I just recently had two HA pairs of Cisco ASA firewalls just stop communicating. A reboot of both the primary and secondary firewall in each HA pair resolved the problem. I had never observed such odd behavior from two pairs of Cisco ASA firewalls so I immediately suspected either a possible public exploit or a software bug given that both HA pairs were upgraded within the past 6-7 months.
Upon reviewing the 9.1.7 release notes from Cisco I stumbled over the following entry;
CSCvd78303 – ARP functions fail after 213 days of uptime, drop with error ‘punt-rate-limit-exceeded’
We upgraded a large number of our Cisco ASAs about 213 days ago to 9.1.(7)12 and now it would seem we’ll be upgrading again to 9.1.(7)19 – the actual issue is resolved in 9.1(7)16.
Here’s the text of the bug report;
An ASA, after reaching an uptime of roughly 213 days will fail to process ARP packets leading to a condition where all traffic eventually stops passing through the affected device.

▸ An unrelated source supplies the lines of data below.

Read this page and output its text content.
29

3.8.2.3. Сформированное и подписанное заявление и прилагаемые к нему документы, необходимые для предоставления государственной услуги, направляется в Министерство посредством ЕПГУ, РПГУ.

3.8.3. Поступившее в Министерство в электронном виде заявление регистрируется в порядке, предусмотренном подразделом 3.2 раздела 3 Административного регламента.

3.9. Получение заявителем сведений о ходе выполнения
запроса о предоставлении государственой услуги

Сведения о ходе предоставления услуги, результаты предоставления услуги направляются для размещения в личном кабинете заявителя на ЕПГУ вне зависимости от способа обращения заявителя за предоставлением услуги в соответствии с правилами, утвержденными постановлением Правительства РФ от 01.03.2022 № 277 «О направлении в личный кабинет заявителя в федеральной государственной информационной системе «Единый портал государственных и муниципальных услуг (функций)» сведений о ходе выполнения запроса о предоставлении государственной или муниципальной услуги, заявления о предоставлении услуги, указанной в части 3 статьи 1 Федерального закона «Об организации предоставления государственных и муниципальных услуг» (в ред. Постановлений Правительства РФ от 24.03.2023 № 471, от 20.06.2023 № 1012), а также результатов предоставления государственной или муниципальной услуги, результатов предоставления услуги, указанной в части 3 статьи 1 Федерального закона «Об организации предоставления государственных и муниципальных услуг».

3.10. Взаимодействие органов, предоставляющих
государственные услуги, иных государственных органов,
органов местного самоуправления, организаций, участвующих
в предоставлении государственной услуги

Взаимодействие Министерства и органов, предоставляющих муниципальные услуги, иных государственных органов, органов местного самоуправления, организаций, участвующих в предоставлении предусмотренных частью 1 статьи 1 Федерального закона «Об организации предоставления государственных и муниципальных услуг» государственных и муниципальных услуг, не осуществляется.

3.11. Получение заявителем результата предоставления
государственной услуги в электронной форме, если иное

Since not all existing ARP entries time out at the same time, not all connections may fail at the same time.
Additional symptoms include:
- ASA does not have ARP entries in its ARP table. show arp is empty
- The output of show asp drop and ASP drop captures indicate a rapidly increasing counter for punt-rate-limit exceeded and the dropped packets are predominantly ARP.
IMAGES WITH FIXES
Images with fixes for this defect will be published as soon as they are available, and posted to the Cisco Software Download center.
This is seen when the ASA’s uptime reaches 213 days.
This problem affects ASA and FTD versions:
ASA version 9.1 releases 9.1(7)8 and higher
ASA version 9.2 releases 9.2(4)15 and higher
ASA version 9.4 releases 9.4(3)5 and higher including 9.4(4)
ASA version 9.5 releases 9.5(3) and higher
ASA version 9.6 releases 9.6(2)1 and higher including 9.6(3)
ASA version 9.7 releases 9.7(1) and higher
FTD version 6.1 releases 126.96.36.199 and higher
FTD version 6.2 releases 6.2.0
Perform a pre-planned reboot of the device before approaching the 213 days (5124 hours) of up time. After the reboot, it will give you another 213 days of up time.
Further Problem Description:
Devices encountering this issue will not receive or respond to ARP packets. This affects not just transient traffic, but also access to the affected device – including Administration access such as SSH, HTTPS and Telnet. Console access is not affected.
If your running a Cisco ASA firewall I would recommend you check to make sure that you won’t be impacted by this bug.